Down to business. We don’t have a whole lot of new characters to break in this show, if you can believe that, and the couple I ought to bring up will have a bigger showing next week, and I’ll leave them til then. But there’s still a war on, and what we need for that are maps.
Here we’ve got the map that I used the most in the production of this episode. All the important details are there. The relative size of our two combatants, with the full expanse of Iran revealed for once. You’ve got Turkey up in the northwest, Afghanistan and Pakistan and the USSR bordering Iran, with some idea of the politics and tensions that will grow up there as the Soviets invade Afghanistan in the 1980s. You’ve got the other Arab Gulf States nestled up against Iraq, the country they’ll be so doggedly supplying and aiding through the long eight years of this war. And you’ve got the Zagros Mountains, something that helps to explain at least in part why Saddam had such a hard time advancing beyond those little pink areas.
This one’s number twelve, and while we’re not done with Iran yet, number thirteen, Iran VIII and the very last Iran show, come hell or high water, is gonna be here in three weeks or less.

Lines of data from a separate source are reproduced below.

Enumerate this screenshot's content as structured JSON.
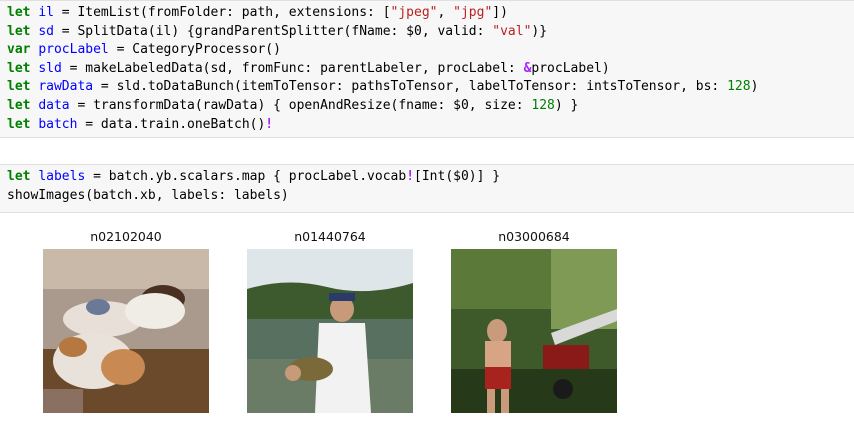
{
  "cells": [
    {
      "lines": [
        [
          [
            "kw",
            "let"
          ],
          [
            "p",
            " "
          ],
          [
            "var",
            "il"
          ],
          [
            "p",
            " = ItemList(fromFolder: path, extensions: ["
          ],
          [
            "str",
            "\"jpeg\""
          ],
          [
            "p",
            ", "
          ],
          [
            "str",
            "\"jpg\""
          ],
          [
            "p",
            "])"
          ]
        ],
        [
          [
            "kw",
            "let"
          ],
          [
            "p",
            " "
          ],
          [
            "var",
            "sd"
          ],
          [
            "p",
            " = SplitData(il) {grandParentSplitter(fName: $0, valid: "
          ],
          [
            "str",
            "\"val\""
          ],
          [
            "p",
            ")}"
          ]
        ],
        [
          [
            "kw",
            "var"
          ],
          [
            "p",
            " "
          ],
          [
            "var",
            "procLabel"
          ],
          [
            "p",
            " = CategoryProcessor()"
          ]
        ],
        [
          [
            "kw",
            "let"
          ],
          [
            "p",
            " "
          ],
          [
            "var",
            "sld"
          ],
          [
            "p",
            " = makeLabeledData(sd, fromFunc: parentLabeler, procLabel: "
          ],
          [
            "op",
            "&"
          ],
          [
            "p",
            "procLabel)"
          ]
        ],
        [
          [
            "kw",
            "let"
          ],
          [
            "p",
            " "
          ],
          [
            "var",
            "rawData"
          ],
          [
            "p",
            " = sld.toDataBunch(itemToTensor: pathsToTensor, labelToTensor: intsToTensor, bs: "
          ],
          [
            "num",
            "128"
          ],
          [
            "p",
            ")"
          ]
        ],
        [
          [
            "kw",
            "let"
          ],
          [
            "p",
            " "
          ],
          [
            "var",
            "data"
          ],
          [
            "p",
            " = transformData(rawData) { openAndResize(fname: $0, size: "
          ],
          [
            "num",
            "128"
          ],
          [
            "p",
            ") }"
          ]
        ],
        [
          [
            "kw",
            "let"
          ],
          [
            "p",
            " "
          ],
          [
            "var",
            "batch"
          ],
          [
            "p",
            " = data.train.oneBatch()"
          ],
          [
            "op",
            "!"
          ]
        ]
      ]
    },
    {
      "lines": [
        [
          [
            "kw",
            "let"
          ],
          [
            "p",
            " "
          ],
          [
            "var",
            "labels"
          ],
          [
            "p",
            " = batch.yb.scalars.map { procLabel.vocab"
          ],
          [
            "op",
            "!"
          ],
          [
            "p",
            "[Int($0)] }"
          ]
        ],
        [
          [
            "p",
            "showImages(batch.xb, labels: labels)"
          ]
        ]
      ]
    }
  ],
  "output": {
    "images": [
      {
        "label": "n02102040",
        "description": "photo-dogs-on-couch"
      },
      {
        "label": "n01440764",
        "description": "photo-man-holding-fish"
      },
      {
        "label": "n03000684",
        "description": "photo-man-with-chainsaw"
      }
    ]
  }
}
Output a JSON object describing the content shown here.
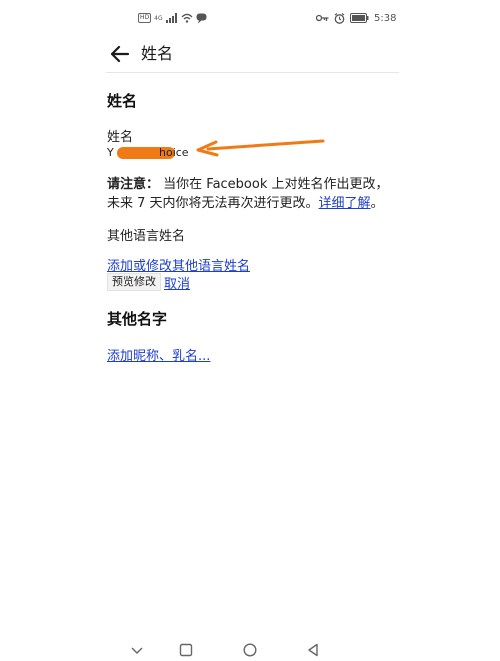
{
  "status_bar": {
    "left_badge": "HD",
    "network": "4G",
    "time": "5:38"
  },
  "header": {
    "title": "姓名"
  },
  "sections": {
    "name_heading": "姓名",
    "other_names_heading": "其他名字"
  },
  "name_field": {
    "label": "姓名",
    "value_start": "Y",
    "value_end": "hoice"
  },
  "notice": {
    "bold_label": "请注意：",
    "text": "当你在 Facebook 上对姓名作出更改，未来 7 天内你将无法再次进行更改。",
    "link": "详细了解",
    "end": "。"
  },
  "other_language": {
    "label": "其他语言姓名",
    "add_link": "添加或修改其他语言姓名",
    "preview_button": "预览修改",
    "cancel_link": "取消"
  },
  "nickname_link": "添加昵称、乳名...",
  "colors": {
    "link": "#1d3fcb",
    "annotation": "#f07b16"
  }
}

I get into it a bit in the show, but time’s going to be tight over the next ten months or so, and how much I spend with which thing I do is going to depend in part on what I’m getting paid to do each. That sounds pretty mercenary, and it is, but that’s the way things are shaking out right now—law school’s a lock for next August and it looks like I’m going to be taking on a part-time writing job, on top of this thing and the freelancing.
In any case, if you’re on Patreon, I can’t ask you to do more. And if you haven’t got a spare $5 a month, I’m in that boat too, and I get it. But Patreon grows when the audience grows, and everybody but everybody can help out with that. Twitter. Facebook. Tumblr (I don’t really use Tumblr). Rate the show: iTunes, Pocket Casts, Stitcher.
Anyway:
We’re talking this time about the revolution in earnest, the revolution in power, the period of jostling and consolidation that would see the debate over and the formation of the new Iranian state.